New figures released by the Tenancy Deposit Scheme has revealed that property damage is becoming more and more of an issue for buy-to-let landlords and agents.

This problem now accounts for 52% of all deposit disputes and has seen a rise of 29% over the last four years.

Out of pocket

Imfuna, developer of inventory app Imfuna Let, says that this issue is leaving a growing number of buy-to-let investors out of pocket.

As a source of prevention against ongoing property damage, landlords must conduct regular inspections throughout the tenancy. A thorough inventory is also vitally important.

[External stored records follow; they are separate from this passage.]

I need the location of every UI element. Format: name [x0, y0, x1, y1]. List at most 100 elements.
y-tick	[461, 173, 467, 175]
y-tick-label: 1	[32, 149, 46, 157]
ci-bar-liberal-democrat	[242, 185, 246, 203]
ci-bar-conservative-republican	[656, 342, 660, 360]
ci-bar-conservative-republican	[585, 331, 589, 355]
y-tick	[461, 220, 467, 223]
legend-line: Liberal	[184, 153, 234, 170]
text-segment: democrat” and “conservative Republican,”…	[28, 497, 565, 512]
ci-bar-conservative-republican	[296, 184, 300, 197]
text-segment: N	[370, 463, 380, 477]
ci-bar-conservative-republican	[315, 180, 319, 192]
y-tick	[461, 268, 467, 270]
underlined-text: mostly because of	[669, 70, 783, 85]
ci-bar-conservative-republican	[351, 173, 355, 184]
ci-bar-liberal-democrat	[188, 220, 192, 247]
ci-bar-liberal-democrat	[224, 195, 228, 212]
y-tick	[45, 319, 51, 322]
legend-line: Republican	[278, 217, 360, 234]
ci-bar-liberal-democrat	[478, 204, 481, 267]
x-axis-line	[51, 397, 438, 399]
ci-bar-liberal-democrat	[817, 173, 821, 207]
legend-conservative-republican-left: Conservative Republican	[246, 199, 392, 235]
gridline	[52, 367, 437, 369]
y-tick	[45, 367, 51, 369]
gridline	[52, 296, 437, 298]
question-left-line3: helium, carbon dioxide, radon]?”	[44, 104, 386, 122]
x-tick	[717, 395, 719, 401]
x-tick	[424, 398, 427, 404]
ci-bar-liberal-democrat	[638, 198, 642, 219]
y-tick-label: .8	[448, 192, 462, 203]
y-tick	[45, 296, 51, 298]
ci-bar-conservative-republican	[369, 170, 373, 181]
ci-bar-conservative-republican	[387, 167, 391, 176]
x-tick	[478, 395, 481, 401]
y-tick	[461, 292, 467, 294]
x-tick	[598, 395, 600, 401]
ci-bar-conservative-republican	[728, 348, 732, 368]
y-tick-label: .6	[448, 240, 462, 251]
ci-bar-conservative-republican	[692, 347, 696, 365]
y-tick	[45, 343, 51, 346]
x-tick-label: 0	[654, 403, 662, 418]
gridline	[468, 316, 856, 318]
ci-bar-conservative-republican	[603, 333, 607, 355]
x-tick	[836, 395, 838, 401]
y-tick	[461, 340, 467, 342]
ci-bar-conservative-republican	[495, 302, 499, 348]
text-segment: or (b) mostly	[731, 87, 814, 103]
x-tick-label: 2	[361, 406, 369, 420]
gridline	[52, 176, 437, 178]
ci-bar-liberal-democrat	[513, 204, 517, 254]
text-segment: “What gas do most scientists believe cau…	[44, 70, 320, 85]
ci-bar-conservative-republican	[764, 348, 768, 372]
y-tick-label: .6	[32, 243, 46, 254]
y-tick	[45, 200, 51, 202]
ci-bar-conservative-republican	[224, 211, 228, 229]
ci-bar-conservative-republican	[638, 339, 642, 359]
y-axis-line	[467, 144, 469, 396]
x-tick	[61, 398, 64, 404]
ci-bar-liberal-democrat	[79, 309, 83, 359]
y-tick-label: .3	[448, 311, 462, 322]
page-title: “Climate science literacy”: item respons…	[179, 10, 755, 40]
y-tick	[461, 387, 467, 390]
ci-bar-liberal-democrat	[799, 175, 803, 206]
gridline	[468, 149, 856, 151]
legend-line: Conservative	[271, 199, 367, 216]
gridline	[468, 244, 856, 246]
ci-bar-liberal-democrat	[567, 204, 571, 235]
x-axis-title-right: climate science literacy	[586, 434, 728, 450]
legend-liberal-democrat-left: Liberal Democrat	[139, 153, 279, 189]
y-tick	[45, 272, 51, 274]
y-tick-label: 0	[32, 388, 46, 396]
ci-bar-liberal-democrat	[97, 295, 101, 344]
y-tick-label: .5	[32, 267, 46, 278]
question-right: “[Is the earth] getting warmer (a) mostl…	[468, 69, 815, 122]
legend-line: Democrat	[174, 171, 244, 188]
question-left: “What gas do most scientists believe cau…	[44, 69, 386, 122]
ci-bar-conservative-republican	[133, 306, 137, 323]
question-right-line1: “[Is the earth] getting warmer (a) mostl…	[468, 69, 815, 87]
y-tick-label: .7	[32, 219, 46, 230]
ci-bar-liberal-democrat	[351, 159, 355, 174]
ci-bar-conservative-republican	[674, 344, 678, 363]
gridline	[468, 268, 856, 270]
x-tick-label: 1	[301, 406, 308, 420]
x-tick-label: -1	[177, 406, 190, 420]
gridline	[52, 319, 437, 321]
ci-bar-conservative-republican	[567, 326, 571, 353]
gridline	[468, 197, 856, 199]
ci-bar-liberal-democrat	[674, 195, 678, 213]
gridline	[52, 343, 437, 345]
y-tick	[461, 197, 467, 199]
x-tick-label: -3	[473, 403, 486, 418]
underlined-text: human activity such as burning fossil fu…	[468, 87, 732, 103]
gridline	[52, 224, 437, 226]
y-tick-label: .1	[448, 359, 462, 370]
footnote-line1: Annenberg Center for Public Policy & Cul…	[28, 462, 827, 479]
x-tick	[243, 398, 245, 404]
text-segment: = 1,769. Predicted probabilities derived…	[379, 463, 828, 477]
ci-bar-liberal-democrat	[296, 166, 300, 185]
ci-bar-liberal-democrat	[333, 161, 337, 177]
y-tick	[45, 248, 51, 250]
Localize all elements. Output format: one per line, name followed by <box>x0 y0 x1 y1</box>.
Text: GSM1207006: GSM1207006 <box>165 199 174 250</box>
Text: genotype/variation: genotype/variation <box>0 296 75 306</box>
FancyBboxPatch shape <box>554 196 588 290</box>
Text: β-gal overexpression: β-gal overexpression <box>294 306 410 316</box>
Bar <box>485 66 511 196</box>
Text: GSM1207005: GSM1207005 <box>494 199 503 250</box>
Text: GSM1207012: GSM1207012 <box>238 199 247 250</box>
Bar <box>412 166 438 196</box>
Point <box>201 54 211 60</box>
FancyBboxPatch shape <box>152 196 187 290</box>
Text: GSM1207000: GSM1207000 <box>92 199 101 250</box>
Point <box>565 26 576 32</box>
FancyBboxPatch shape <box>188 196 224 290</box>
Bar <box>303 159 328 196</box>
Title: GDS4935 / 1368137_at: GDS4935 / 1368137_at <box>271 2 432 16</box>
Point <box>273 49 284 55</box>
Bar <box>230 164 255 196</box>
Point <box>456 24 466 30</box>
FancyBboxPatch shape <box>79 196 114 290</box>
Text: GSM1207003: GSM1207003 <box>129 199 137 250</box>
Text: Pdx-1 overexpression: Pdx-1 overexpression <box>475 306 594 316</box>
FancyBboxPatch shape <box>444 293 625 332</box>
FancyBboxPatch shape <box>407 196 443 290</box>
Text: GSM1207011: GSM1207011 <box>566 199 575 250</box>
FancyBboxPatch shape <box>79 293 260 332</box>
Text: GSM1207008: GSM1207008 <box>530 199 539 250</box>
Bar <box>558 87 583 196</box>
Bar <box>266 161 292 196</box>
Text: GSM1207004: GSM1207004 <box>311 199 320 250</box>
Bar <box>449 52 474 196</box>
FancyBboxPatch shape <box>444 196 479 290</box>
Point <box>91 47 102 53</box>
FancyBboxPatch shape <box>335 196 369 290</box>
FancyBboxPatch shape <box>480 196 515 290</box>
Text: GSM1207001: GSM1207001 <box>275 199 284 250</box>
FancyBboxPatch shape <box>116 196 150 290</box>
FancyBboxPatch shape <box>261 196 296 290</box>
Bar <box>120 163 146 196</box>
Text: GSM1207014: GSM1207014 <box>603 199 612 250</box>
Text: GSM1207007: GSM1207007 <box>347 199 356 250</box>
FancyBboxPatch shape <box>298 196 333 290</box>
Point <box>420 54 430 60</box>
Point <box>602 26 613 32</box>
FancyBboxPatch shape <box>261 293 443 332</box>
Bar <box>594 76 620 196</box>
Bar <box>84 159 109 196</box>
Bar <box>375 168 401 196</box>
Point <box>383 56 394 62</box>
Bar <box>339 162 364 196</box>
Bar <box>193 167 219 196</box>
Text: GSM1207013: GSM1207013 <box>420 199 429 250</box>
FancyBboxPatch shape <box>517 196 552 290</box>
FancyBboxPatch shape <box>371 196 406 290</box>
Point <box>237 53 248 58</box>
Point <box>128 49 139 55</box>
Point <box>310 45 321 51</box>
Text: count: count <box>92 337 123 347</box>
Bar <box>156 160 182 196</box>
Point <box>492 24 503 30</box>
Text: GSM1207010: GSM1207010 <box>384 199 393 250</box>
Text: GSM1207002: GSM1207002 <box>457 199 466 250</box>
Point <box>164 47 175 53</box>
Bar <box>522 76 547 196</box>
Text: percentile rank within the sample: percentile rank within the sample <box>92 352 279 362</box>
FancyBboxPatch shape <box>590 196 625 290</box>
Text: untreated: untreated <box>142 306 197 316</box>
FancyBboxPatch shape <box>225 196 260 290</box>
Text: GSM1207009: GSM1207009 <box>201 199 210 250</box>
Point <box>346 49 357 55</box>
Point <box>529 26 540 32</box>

Jax Kneppers, founder and CEO of Imfuna, notes: ‘It is so important for landlords and agents to make regular property inspections so that they can identify problem tenants early. Even if tenants have been thoroughly vetted before taking the property on, it is still vitally important to record the condition of the property before the tenancy begins.’[1]

Inspections are vital in highlighting any issues and openly sorting out how they are going to be resolved. In addition, regular inspections can help landlords assess how the condition of the property has differed from the date the tenants have moved in.

This will not only help investors discover problems, but will also save them claiming on their landlord insurance.

Make regular inspections to reduce damage in your property!

Make regular inspections to reduce damage in your property!


Howard Lester, Director of Balgores Property Group, said: ‘We conduct regular inspections on the properties we manage for landlords and have found it has reduced the number of tenant disputes by 42%. Pet damage is a growing problem and we have been able to quickly identify tenants that are breaking the terms of their lease by thorough regular inspections.’[1]

‘It is also important to ensure that tenants are present at check-out.  This will help resolve any potential dispute, as the tenants can be shown pictures of the property’s condition at the start and end of the tenancy,’ Lester concluded.[1]